Pastides Philip S, Milnes Lydia, Rosenfeld Peter F
Orthopaedic Registrar, Foot and Ankle Unit, Department of Trauma and Orthopaedics, St. Mary's Hospital, London, United Kingdom.
Orthopaedic Registrar, Foot and Ankle Unit, Department of Trauma and Orthopaedics, St. Mary's Hospital, London, United Kingdom.
J Foot Ankle Surg. 2015 Sep-Oct;54(5):798-804. doi: 10.1053/j.jfas.2014.12.033. Epub 2015 May 8.

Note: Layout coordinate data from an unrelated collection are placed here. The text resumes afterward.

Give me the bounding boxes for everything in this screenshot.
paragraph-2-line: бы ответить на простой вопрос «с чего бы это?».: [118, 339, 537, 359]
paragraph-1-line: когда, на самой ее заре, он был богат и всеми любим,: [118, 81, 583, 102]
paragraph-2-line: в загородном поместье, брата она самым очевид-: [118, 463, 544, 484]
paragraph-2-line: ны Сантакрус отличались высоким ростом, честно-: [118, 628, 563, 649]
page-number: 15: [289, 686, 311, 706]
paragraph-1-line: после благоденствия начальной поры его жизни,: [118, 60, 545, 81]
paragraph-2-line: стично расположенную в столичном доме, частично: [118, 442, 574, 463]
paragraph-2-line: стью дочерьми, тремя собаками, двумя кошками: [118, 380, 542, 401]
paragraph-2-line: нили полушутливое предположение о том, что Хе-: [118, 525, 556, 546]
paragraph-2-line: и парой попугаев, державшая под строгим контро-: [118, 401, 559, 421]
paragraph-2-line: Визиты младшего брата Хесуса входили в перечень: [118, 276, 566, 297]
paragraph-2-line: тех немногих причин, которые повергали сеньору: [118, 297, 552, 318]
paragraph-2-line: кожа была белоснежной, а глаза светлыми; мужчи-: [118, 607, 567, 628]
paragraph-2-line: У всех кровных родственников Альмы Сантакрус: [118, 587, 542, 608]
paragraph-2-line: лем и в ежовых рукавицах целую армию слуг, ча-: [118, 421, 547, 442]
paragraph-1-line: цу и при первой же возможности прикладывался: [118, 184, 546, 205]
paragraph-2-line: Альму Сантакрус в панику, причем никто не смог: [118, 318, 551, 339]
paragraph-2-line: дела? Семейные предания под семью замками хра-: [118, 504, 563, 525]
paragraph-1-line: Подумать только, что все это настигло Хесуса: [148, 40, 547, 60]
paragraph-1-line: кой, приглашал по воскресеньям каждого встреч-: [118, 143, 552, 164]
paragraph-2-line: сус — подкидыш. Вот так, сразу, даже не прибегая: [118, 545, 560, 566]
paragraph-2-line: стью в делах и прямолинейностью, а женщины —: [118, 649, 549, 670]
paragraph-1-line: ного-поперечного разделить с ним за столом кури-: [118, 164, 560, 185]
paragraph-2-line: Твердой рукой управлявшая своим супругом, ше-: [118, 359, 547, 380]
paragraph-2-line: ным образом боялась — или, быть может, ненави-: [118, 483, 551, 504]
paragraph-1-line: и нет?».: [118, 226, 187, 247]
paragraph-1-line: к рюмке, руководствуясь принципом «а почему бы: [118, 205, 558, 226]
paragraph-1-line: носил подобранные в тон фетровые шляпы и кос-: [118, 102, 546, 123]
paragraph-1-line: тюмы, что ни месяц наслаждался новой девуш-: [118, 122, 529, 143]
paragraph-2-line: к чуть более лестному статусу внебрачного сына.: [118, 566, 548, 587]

The management of calcaneal fracture remains challenging. Open surgery has been fraught with high infection rates and soft tissue complications. More minimally invasive procedures have reduced this risk, but the patient outcomes after treatment of displaced calcaneal fractures have remained relatively unsatisfactory. We present a method for the management of Sanders grade II and III calcaneal fractures: percutaneous arthroscopic calcaneal osteosynthesis. Thirty-three fractures in 30 patients who had presented to our tertiary foot and ankle trauma center in central London were treated with percutaneous arthroscopic calcaneal osteosynthesis for calcaneal fractures, and the data were prospectively collected. The mean patient age at injury was 39 years. The mean follow-up period was 24 months. Of our patients, 58% were smokers at injury. Of the 33 fractures, 46% were classified as grade II and 54% as grade III. The mean length of stay was 1.92 days. At the final follow-up visit, the mean Böhler angle had increased from 11.10° (range 2° to 24°) to 23.41° (range 15° to 35°). The modified American Orthopaedic Foot and Ankle Society scale score was 72.18 (range 18 to 100), the calcaneal fracture scoring system score was 79.34 (range 42 to 100), and the visual analog scale score was 29.50 (range 0 to 100). We had a single case of a superficial port site infection and 2 cases of prominent screws, which were removed. No cases of deep infection developed, and no conversion to subtalar fusion was required. This technique significantly reduced the incidence of postoperative wound complications. Direct visualization of the fracture site allowed accurate restoration of the articular surface and correction of heel varus. Furthermore, it was associated with a high self-reported functional outcome and a return to preinjury employment levels. Also, the results did not appear to be influenced by tobacco consumption.
跟骨骨折的治疗仍然具有挑战性。开放手术一直存在高感染率和软组织并发症的问题。更多的微创手术降低了这种风险,但移位性跟骨骨折治疗后的患者预后仍然相对不尽人意。我们介绍一种治疗Sanders II级和III级跟骨骨折的方法:经皮关节镜下跟骨接骨术。伦敦市中心我们的三级足踝创伤中心收治的30例患者中的33处骨折采用经皮关节镜下跟骨接骨术治疗跟骨骨折,并前瞻性收集数据。患者受伤时的平均年龄为39岁。平均随访期为24个月。我们的患者中,58%在受伤时为吸烟者。在33处骨折中,46%被分类为II级,54%为III级。平均住院时间为1.92天。在最后一次随访时,平均Böhler角从11.10°(范围为2°至24°)增加到23.41°(范围为15°至35°)。改良的美国矫形足踝协会量表评分为72.18(范围为18至100),跟骨骨折评分系统评分为79.34(范围为42至|00),视觉模拟量表评分为29.50(范围为0至100)。我们有1例浅表切口部位感染和2例螺钉突出,螺钉已取出。未发生深部感染病例,也无需转为距下关节融合术。该技术显著降低了术后伤口并发症的发生率。骨折部位的直接可视化使关节面得以准确复位和足跟内翻得以矫正。此外,它与较高的自我报告功能结局和恢复伤前工作水平相关。而且,结果似乎不受吸烟的影响。